This project aims to predict airline customer satisfaction levels (Satisfaction, Neutral, or Dissatisfaction) using machine learning techniques. The goal is to help airline companies understand the key factors influencing customer satisfaction and make data-driven decisions to improve their services.
The dataset used in this project contains the following features:
- Gender: Gender of the passengers (Female, Male)
- Customer Type: The customer type (Loyal customer, disloyal customer)
- Age: The actual age of the passengers
- Type of Travel: Purpose of the flight of the passengers (Personal Travel, Business Travel)
- Class: Travel class in the plane of the passengers (Business, Eco, Eco Plus)
- Flight distance: The flight distance of this journey
- Inflight Wi-Fi service: Satisfaction level of the inflight Wi-Fi service (0: Not Applicable; 1-5)

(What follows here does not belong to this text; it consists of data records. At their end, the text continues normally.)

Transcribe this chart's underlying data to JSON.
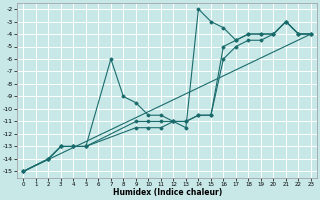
{
  "xlabel": "Humidex (Indice chaleur)",
  "background_color": "#c8e8e8",
  "grid_color": "#ffffff",
  "line_color": "#1a6b6b",
  "xlim": [
    -0.5,
    23.5
  ],
  "ylim": [
    -15.5,
    -1.5
  ],
  "xticks": [
    0,
    1,
    2,
    3,
    4,
    5,
    6,
    7,
    8,
    9,
    10,
    11,
    12,
    13,
    14,
    15,
    16,
    17,
    18,
    19,
    20,
    21,
    22,
    23
  ],
  "yticks": [
    -15,
    -14,
    -13,
    -12,
    -11,
    -10,
    -9,
    -8,
    -7,
    -6,
    -5,
    -4,
    -3,
    -2
  ],
  "lines": [
    {
      "x": [
        0,
        2,
        3,
        4,
        5,
        7,
        8,
        9,
        10,
        11,
        12,
        13,
        14,
        15,
        16,
        17,
        18,
        19,
        20,
        21,
        22,
        23
      ],
      "y": [
        -15,
        -14,
        -13,
        -13,
        -13,
        -6,
        -9,
        -9.5,
        -10.5,
        -10.5,
        -11,
        -11.5,
        -2,
        -3,
        -3.5,
        -4.5,
        -4,
        -4,
        -4,
        -3,
        -4,
        -4
      ]
    },
    {
      "x": [
        0,
        2,
        3,
        4,
        5,
        9,
        10,
        11,
        12,
        13,
        14,
        15,
        16,
        17,
        18,
        19,
        20,
        21,
        22,
        23
      ],
      "y": [
        -15,
        -14,
        -13,
        -13,
        -13,
        -11,
        -11,
        -11,
        -11,
        -11,
        -10.5,
        -10.5,
        -5,
        -4.5,
        -4,
        -4,
        -4,
        -3,
        -4,
        -4
      ]
    },
    {
      "x": [
        0,
        2,
        3,
        4,
        5,
        9,
        10,
        11,
        12,
        13,
        14,
        15,
        16,
        17,
        18,
        19,
        20,
        21,
        22,
        23
      ],
      "y": [
        -15,
        -14,
        -13,
        -13,
        -13,
        -11.5,
        -11.5,
        -11.5,
        -11,
        -11,
        -10.5,
        -10.5,
        -6,
        -5,
        -4.5,
        -4.5,
        -4,
        -3,
        -4,
        -4
      ]
    },
    {
      "x": [
        0,
        23
      ],
      "y": [
        -15,
        -4
      ]
    }
  ]
}
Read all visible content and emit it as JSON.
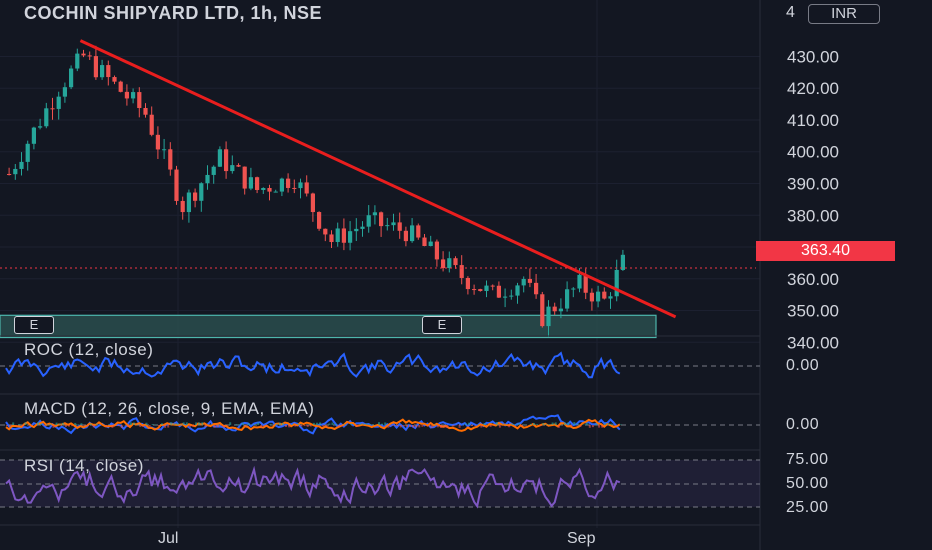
{
  "chart_title": "COCHIN SHIPYARD LTD, 1h, NSE",
  "currency_label": "INR",
  "last_price_label": "363.40",
  "colors": {
    "background": "#131722",
    "up": "#26a69a",
    "down": "#ef5350",
    "trendline": "#e91e1e",
    "zone_fill": "#2a4d4e",
    "zone_border": "#4db6ac",
    "roc": "#2962ff",
    "macd": "#2962ff",
    "signal": "#ff6d00",
    "rsi": "#7e57c2",
    "price_tag": "#f23645"
  },
  "earnings_markers": [
    "E",
    "E"
  ],
  "panes": {
    "roc": {
      "title": "ROC (12, close)",
      "tick": "0.00"
    },
    "macd": {
      "title": "MACD (12, 26, close, 9, EMA, EMA)",
      "tick": "0.00"
    },
    "rsi": {
      "title": "RSI (14, close)",
      "ticks": [
        "75.00",
        "50.00",
        "25.00"
      ]
    }
  },
  "time_axis": [
    "Jul",
    "Sep"
  ],
  "price_axis_top_partial": "4",
  "chart_data": {
    "type": "candlestick",
    "title": "COCHIN SHIPYARD LTD, 1h, NSE",
    "y_ticks": [
      "430.00",
      "420.00",
      "410.00",
      "400.00",
      "390.00",
      "380.00",
      "370.00",
      "360.00",
      "350.00",
      "340.00"
    ],
    "ylim": [
      336,
      444
    ],
    "x_ticks": [
      "Jul",
      "Sep"
    ],
    "last_price": 363.4,
    "trendline": {
      "start": {
        "bar": 12,
        "price": 435
      },
      "end": {
        "bar": 108,
        "price": 348
      }
    },
    "support_zone": {
      "low": 341.5,
      "high": 348.5
    },
    "approx_close_path": [
      {
        "bar": 0,
        "price": 393
      },
      {
        "bar": 8,
        "price": 420
      },
      {
        "bar": 12,
        "price": 430
      },
      {
        "bar": 22,
        "price": 412
      },
      {
        "bar": 28,
        "price": 383
      },
      {
        "bar": 34,
        "price": 398
      },
      {
        "bar": 40,
        "price": 388
      },
      {
        "bar": 46,
        "price": 392
      },
      {
        "bar": 52,
        "price": 372
      },
      {
        "bar": 58,
        "price": 378
      },
      {
        "bar": 64,
        "price": 375
      },
      {
        "bar": 72,
        "price": 362
      },
      {
        "bar": 78,
        "price": 355
      },
      {
        "bar": 83,
        "price": 360
      },
      {
        "bar": 86,
        "price": 348
      },
      {
        "bar": 92,
        "price": 358
      },
      {
        "bar": 96,
        "price": 353
      },
      {
        "bar": 99,
        "price": 365
      }
    ],
    "indicators": {
      "roc": {
        "name": "ROC (12, close)",
        "zero": "0.00"
      },
      "macd": {
        "name": "MACD (12, 26, close, 9, EMA, EMA)",
        "zero": "0.00"
      },
      "rsi": {
        "name": "RSI (14, close)",
        "levels": [
          75,
          50,
          25
        ]
      }
    }
  }
}
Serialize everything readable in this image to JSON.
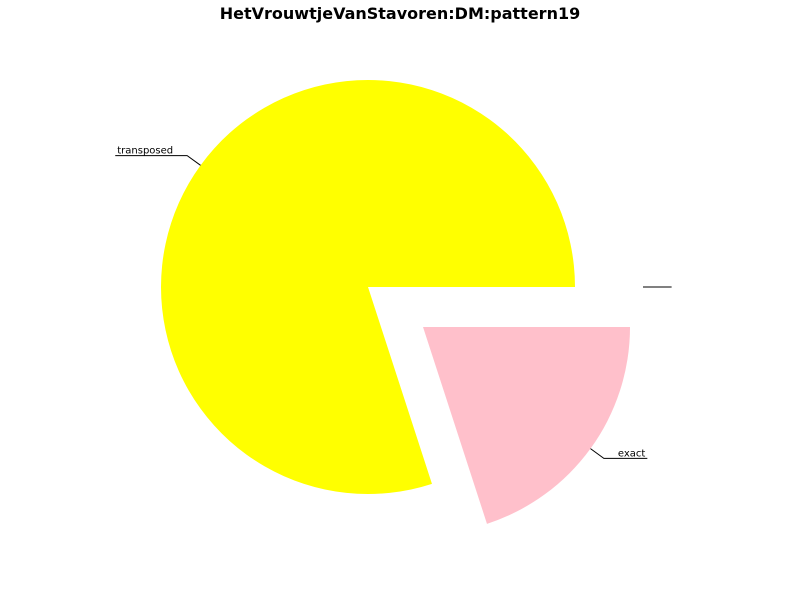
{
  "chart_data": {
    "type": "pie",
    "title": "HetVrouwtjeVanStavoren:DM:pattern19",
    "slices": [
      {
        "label": "transposed",
        "value": 80,
        "color": "#ffff00",
        "exploded": false
      },
      {
        "label": "exact",
        "value": 20,
        "color": "#ffc0cb",
        "exploded": true
      },
      {
        "label": "",
        "value": 0,
        "color": "#ffc0cb",
        "exploded": true
      },
      {
        "label": "",
        "value": 0,
        "color": "#ffc0cb",
        "exploded": true
      }
    ]
  }
}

- Departure/Arrival time convenient: Satisfaction level of Departure/Arrival time convenient
- Ease of Online booking: Satisfaction level of online booking
- Gate location: Satisfaction level of Gate location
- Food and drink: Satisfaction level of Food and drink
- Online boarding: Satisfaction level of online boarding
- Seat comfort: Satisfaction level of Seat comfort
- Inflight entertainment: Satisfaction level of inflight entertainment
- On-board service: Satisfaction level of On-board service
- Leg room service: Satisfaction level of Leg room service
- Baggage handling: Satisfaction level of baggage handling
- Check-in service: Satisfaction level of Check-in service
- Inflight service: Satisfaction level of inflight service
- Cleanliness: Satisfaction level of Cleanliness
- Departure Delay in Minutes: Minutes delayed when departure
- Arrival Delay in Minutes: Minutes delayed when Arrival
The target variable is:
- Satisfaction: Airline satisfaction level (Satisfaction, neutral or dissatisfaction)
-
Exploratory Data Analysis (EDA): Perform EDA to understand the data distribution, handle missing values, and visualize the relationships between features and the target variable.
-
Feature Engineering: Create new features or transform existing ones if necessary to improve model performance.
-
Model Selection: Evaluate different machine learning models, such as Logistic Regression, Random Forest, and Gradient Boosting, to find the best-performing model for the task.
-
Model Training and Evaluation: Split the data into training and testing sets, train the selected model(s) on the training data, and evaluate their performance on the testing data using appropriate evaluation metrics.
-
Model Interpretation: Interpret the trained model to understand the importance of different features and their impact on customer satisfaction.
-
Deployment: Deploy the best-performing model as a web application or API for real-time prediction of customer satisfaction levels.
- Python 3.x
- Pandas
- NumPy
- Scikit-learn
- Matplotlib
- Seaborn
- Clone the repository:
git clone git@github.com:dzully/machine-learning-mid-term-test.git - Install the required packages:
pip install -r requirements.txt - Run the Jupyter Notebook or Python script to train the models and make predictions.
Contributions are welcome! If you find any issues or have suggestions for improvements, please open an issue or submit a pull request.
This project is licensed under the MIT License.